The shuttle takes the weft thread across the loom through the ‘shed’, the gap between the warp threads. At each end it weaves around the last thread, so creating the selvedge that holds the cloth together. On its return, at the end of the next pick, the opposite selvedge is secured.
We often refer to this as the ‘thread count.’ The talk of the cognoscenti of the bedding world – it sometimes seems that hotels suggest the level of care and comfort they offer, and by default your enjoyment of the experience, on the thread count of their sheets. Whether they are made by Frette or Porthault, or Irish linen… The thread count and the fibre are closely linked; only the finest fibre, of course, can be woven to the highest thread count. So a high thread count means the best fabric, which means a comfortable night’s sleep. A good sheet that feels lovely and crisp to get into, that will soften a little as you sleep in it, to return to normal after the next laundering.

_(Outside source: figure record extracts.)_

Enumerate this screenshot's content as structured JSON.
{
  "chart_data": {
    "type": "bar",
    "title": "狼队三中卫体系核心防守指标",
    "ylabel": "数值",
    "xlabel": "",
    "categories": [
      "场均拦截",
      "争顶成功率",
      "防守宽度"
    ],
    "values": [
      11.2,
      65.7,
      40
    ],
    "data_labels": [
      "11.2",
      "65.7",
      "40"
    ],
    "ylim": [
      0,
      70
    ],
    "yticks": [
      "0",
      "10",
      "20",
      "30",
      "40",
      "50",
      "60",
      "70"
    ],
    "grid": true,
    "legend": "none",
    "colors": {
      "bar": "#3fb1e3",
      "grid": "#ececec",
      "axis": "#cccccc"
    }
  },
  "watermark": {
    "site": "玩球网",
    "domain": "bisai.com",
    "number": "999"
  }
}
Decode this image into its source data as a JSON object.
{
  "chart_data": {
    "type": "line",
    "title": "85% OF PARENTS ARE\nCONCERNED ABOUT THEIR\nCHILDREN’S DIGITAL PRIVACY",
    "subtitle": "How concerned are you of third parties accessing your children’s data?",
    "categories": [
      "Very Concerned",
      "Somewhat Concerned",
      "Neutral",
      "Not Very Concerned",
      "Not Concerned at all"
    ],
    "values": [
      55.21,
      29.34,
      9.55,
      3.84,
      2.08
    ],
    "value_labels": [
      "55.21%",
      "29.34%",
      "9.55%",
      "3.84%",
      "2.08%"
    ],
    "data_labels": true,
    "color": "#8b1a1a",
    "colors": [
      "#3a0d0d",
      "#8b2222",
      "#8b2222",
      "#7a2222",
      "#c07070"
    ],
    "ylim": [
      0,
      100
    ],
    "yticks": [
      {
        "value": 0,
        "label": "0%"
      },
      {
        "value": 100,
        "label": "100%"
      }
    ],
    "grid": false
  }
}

The number of picks does potentially tell us quite a lot about the fabric, but without knowing the fibre as well there is little to make a judgement on. However if, with a given fabric – such as the same weight of linen, we know that one has a higher pick than the other, we can gauge their different properties – in terms of the drape, the density, the hand, the durability, and therefore something of the suitability for purpose.
So the pick clearly plays a crucial part in the design of fabric, it’s qualities and the set up of the loom – essentially, less picks for a loosely woven, rustic cloth and more for tightly woven industrial weight fabric.